Health and readiness

Every framework.App exposes two probes wired during Start:

EndpointStatusPurpose
/healthzLiveness"Is the process up?" — always returns 200
/readyzReadiness"Should it receive traffic?" — 200 / 503

Both endpoints set Cache-Control: no-store. They sit ahead of the
default middleware chain, so a hung downstream check or a recovered
panic won't make the process look healthy to its orchestrator.

Liveness

2 lines
GET /healthz200 ok

Unconditional 200. The contract is: "the HTTP server is accepting
connections." Liveness probes that fail should restart the pod.

Readiness

11 lines
GET /readyz200 OKContent-Type: application/json{  "status": "ready",  "checks": [    { "name": "db", "status": "ok", "durationMs": 1 },    { "name": "queue", "status": "ok", "durationMs": 0 }  ]}

If any check returns a non-nil error, status flips to not_ready
and the response code becomes 503 Service Unavailable. Load
balancers should drain the instance — the process is still up but
its dependencies aren't.

All checks run in parallel under a 5-second overall deadline.
Per-check duration is reported in durationMs so a slow probe is
visible without a full timeout.

Registering checks

9 lines
app := framework.NewApp(framework.WithDB(db))app.RegisterReadiness("redis", func(ctx context.Context) error {    return redisClient.Ping(ctx).Err()})app.RegisterReadiness("upstream-api", func(ctx context.Context) error {    return apiClient.Health(ctx)})

When WithDB is set, the framework auto-registers a db check that
calls DB.PingContext(ctx). You don't need to add it yourself.

From a plugin or battery

Implement the optional framework.ReadinessRegistrar interface:

3 lines
func (b *myBattery) RegisterReadinessChecks(app *framework.App) {    app.RegisterReadiness("my-thing", b.checkReady)}

The framework's plugin/battery init loop invokes
RegisterReadinessChecks automatically. The method name is plural and
distinct from App.RegisterReadiness(name, fn) so an embedded *App
inside your battery type does not produce an ambiguous selector.

Verbose error reporting (opt-in)

By default, /readyz reports failures with "error": "check failed"
— it does not include the underlying error.Error() string. The
probe is typically reachable without authentication, and raw error
strings frequently leak internal IPs (dial tcp 10.0.3.17:5432: connect: connection refused), connection strings, or other
infrastructure detail useful only to an attacker doing recon.

To turn on verbose reporting (e.g. behind an internal listener or with
auth in front of /readyz), pass the option at app construction:

1 lines
app := framework.NewApp(framework.WithVerboseReadiness())

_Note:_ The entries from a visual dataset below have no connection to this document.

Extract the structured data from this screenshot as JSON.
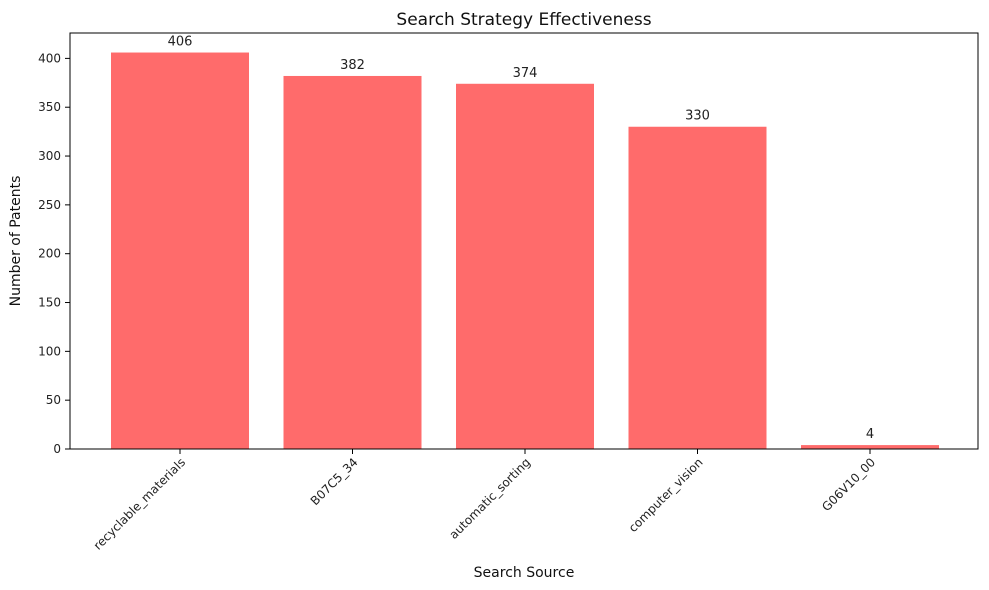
{
  "chart_data": {
    "type": "bar",
    "title": "Search Strategy Effectiveness",
    "xlabel": "Search Source",
    "ylabel": "Number of Patents",
    "categories": [
      "recyclable_materials",
      "B07C5_34",
      "automatic_sorting",
      "computer_vision",
      "G06V10_00"
    ],
    "values": [
      406,
      382,
      374,
      330,
      4
    ],
    "data_labels": [
      "406",
      "382",
      "374",
      "330",
      "4"
    ],
    "y_ticks": [
      0,
      50,
      100,
      150,
      200,
      250,
      300,
      350,
      400
    ],
    "ylim": [
      0,
      426
    ],
    "grid": false,
    "bar_color": "#ff6b6b"
  }
}
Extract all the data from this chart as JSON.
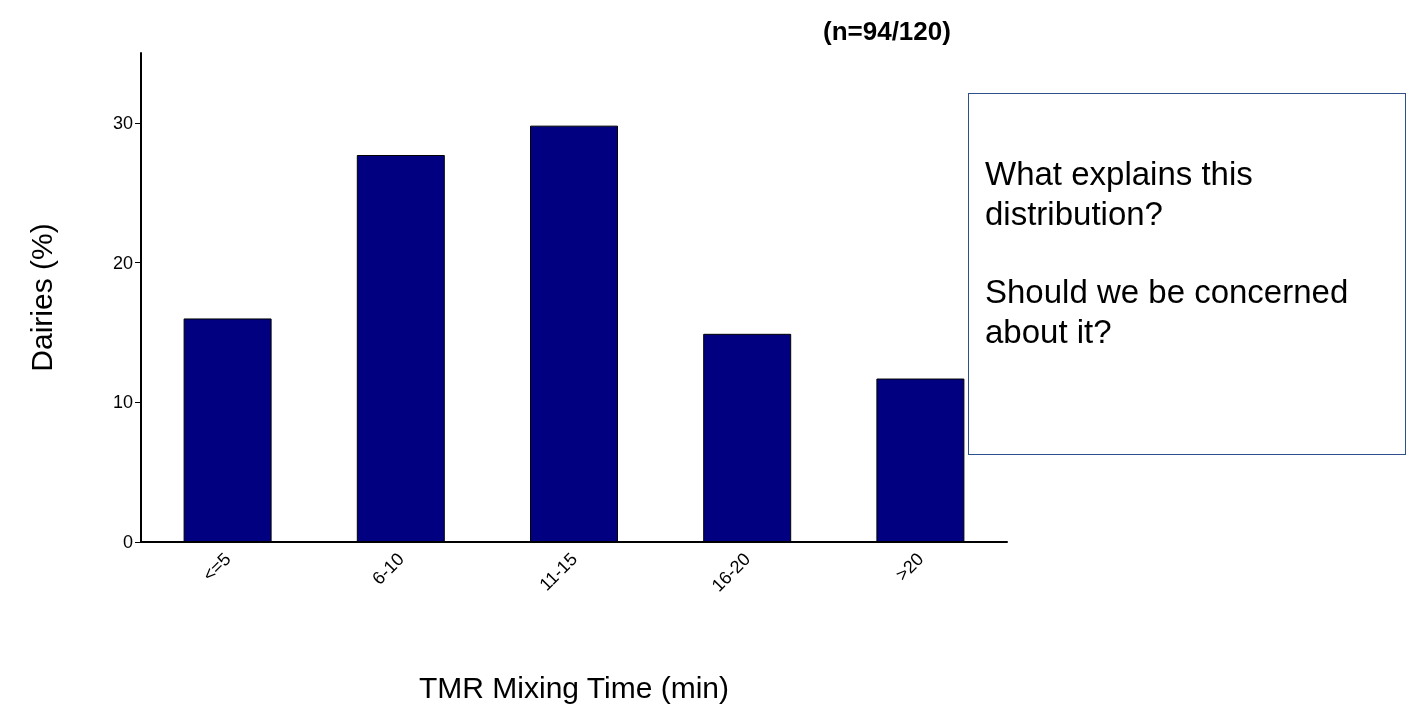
{
  "chart_data": {
    "type": "bar",
    "title": "(n=94/120)",
    "xlabel": "TMR Mixing Time (min)",
    "ylabel": "Dairies (%)",
    "categories": [
      "<=5",
      "6-10",
      "11-15",
      "16-20",
      ">20"
    ],
    "values": [
      16,
      27.7,
      29.8,
      14.9,
      11.7
    ],
    "color": "#000080",
    "ylim": [
      0,
      35
    ],
    "yticks": [
      0,
      10,
      20,
      30
    ],
    "grid": false,
    "annotations": [
      "What explains this distribution?",
      "Should we be concerned about it?"
    ]
  }
}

The status field still distinguishes "ok", "error", and
"timeout" regardless of verbose mode — only the human-readable
error value differs.

Timeouts and ctx-ignoring checks

/readyz applies an overall deadline (default 5 seconds; override
with WithReadinessTimeout). Each check runs in its own goroutine
under recover(), so a panicking check marks that row as
"error" without taking the process down. A check that ignores
ctx.Done() and runs past the deadline is reported as
"timeout" immediately — the response does not wait for the
straggler.

4 lines
app := framework.NewApp(    framework.WithReadinessTimeout(2*time.Second),    framework.WithVerboseReadiness(),)

Common mistakes

  • Don't put expensive work in /readyz. It's polled often. A
    check should return in well under a second.
  • Don't make /healthz conditional. Liveness should fail only
    when the process itself is wedged — file /readyz failures
    there and orchestrators will restart pods unnecessarily.
  • Don't gate /readyz behind auth. Probes from k8s, Fly, ELB
    are anonymous. If you've installed broad auth middleware, mount
    these endpoints before it.
  • Don't enable WithVerboseReadiness on a public listener. The
    default redacted form is the right choice when probes can be
    reached from outside the cluster.